Holidays, birthdays, and other special occasions such as family vacations or weddings, can be very difficult times of the year.   It may be thought that a great relief occurs following the death, and that it should be all downhill from there, but it's not as easy as that.  The Christmas season can trigger strong emotions and reawaken grief.

You may dread facing the holidays without your loved one and, feeling numb, withdraw from friends and family. There is no right or wrong way to grieve; grief is a personal and individual issue. You must grieve in your own unique way, and no one can tell you how long it should take or how you should do it.

A family in grief can greatly help one another by preparing in advance for special days.  Maintaining family traditions is very important, but it is not always possible.  Adding some self-created rituals or new traditions that include your loss can deepen the meaning for each holiday. 

New traditions can expand the meaning and depth of special days even more for each member of the family when they are included in the process.  When planning, include time for each family member to share any feelings they may have about the upcoming holiday.  Encourage children to come up with ideas and suggestions of things they would like to do to help keep the memory of a loved one alive at family gatherings. 

Paul Alexander, a Bereavement Counsellor reveals in the video "Ray of Hope" some suggestions to help those who are facing the holidays with a loss.

1. Set boundaries on your expectations: Grieving takes a lot of energy, set limits on what you can and cannot do during the holidays.

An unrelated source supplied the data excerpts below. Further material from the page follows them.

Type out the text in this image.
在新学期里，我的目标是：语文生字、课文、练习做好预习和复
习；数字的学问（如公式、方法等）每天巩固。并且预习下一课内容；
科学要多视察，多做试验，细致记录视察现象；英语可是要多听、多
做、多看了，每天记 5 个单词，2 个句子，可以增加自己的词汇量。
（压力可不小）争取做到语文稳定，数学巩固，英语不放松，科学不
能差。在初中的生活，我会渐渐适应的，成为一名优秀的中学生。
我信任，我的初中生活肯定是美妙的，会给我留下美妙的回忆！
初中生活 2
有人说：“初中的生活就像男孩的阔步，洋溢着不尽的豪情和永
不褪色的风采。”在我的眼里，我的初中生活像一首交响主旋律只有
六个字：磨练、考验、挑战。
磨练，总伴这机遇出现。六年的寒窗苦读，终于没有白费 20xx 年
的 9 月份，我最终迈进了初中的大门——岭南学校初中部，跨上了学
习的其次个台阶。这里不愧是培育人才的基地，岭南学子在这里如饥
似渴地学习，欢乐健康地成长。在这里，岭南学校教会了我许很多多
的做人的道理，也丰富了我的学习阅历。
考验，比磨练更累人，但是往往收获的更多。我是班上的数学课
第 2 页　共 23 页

It’s okay to say that you may want to hold Christmas at a different place.

2. Have a meeting or discussion with family and friends before the holidays. Share your needs and wants.

3. Observe the day in a way that has meaning for you. Let the day be an opportunity to nurture yourself, provide comfort and care for yourself. Let it be a day of healing. This will help you cope with the roller coaster of emotions that the holidays can bring.

4. Honour your emotional life. Be honest with your feelings, tell others how you feel.

5. Be flexible. The best made plans can be broken. Be friendly to yourself.

6. Recreate or change traditions, start something new. Everyone grieves differently and you may want to break from past activities or start something new. It may be too painful to remember or participate in some past family traditions.

7. Bring the special touches of your loved one to the holidays. Some suggestions are: hang a stocking for the deceased, place his/her favourite ornament on the tree, or place a past Christmas card or picture out to display. Do something that is meaningful for you.

8. Buy a gift for yourself, or buy a gift in memory of your deceased loved one. Simple gifts can be significant. Remember how your loved one contributed to your life; one suggestion is a gift of a photo album of the deceased to give to a family member or close friend.

9. Have a plan for the holidays. You don’t have to follow through with your plans; however have something in place where you can be with supportive people or if you choose to be alone on the holidays, have available phone numbers of people you can call if you feel the need. Be kind to yourself.

10. Connect to the spiritual. During the holidays; read a book about hope, go to a place that lifts you out of yourself, pray or meditate, light a candle, do something that is significant for you.

Anticipation of the holidays is usually worse than the actual day, but try to do what helps you the most. There is no perfect way to spend the holidays. Hold on to your hope. Listen to the small still voice inside you and do what you have to do.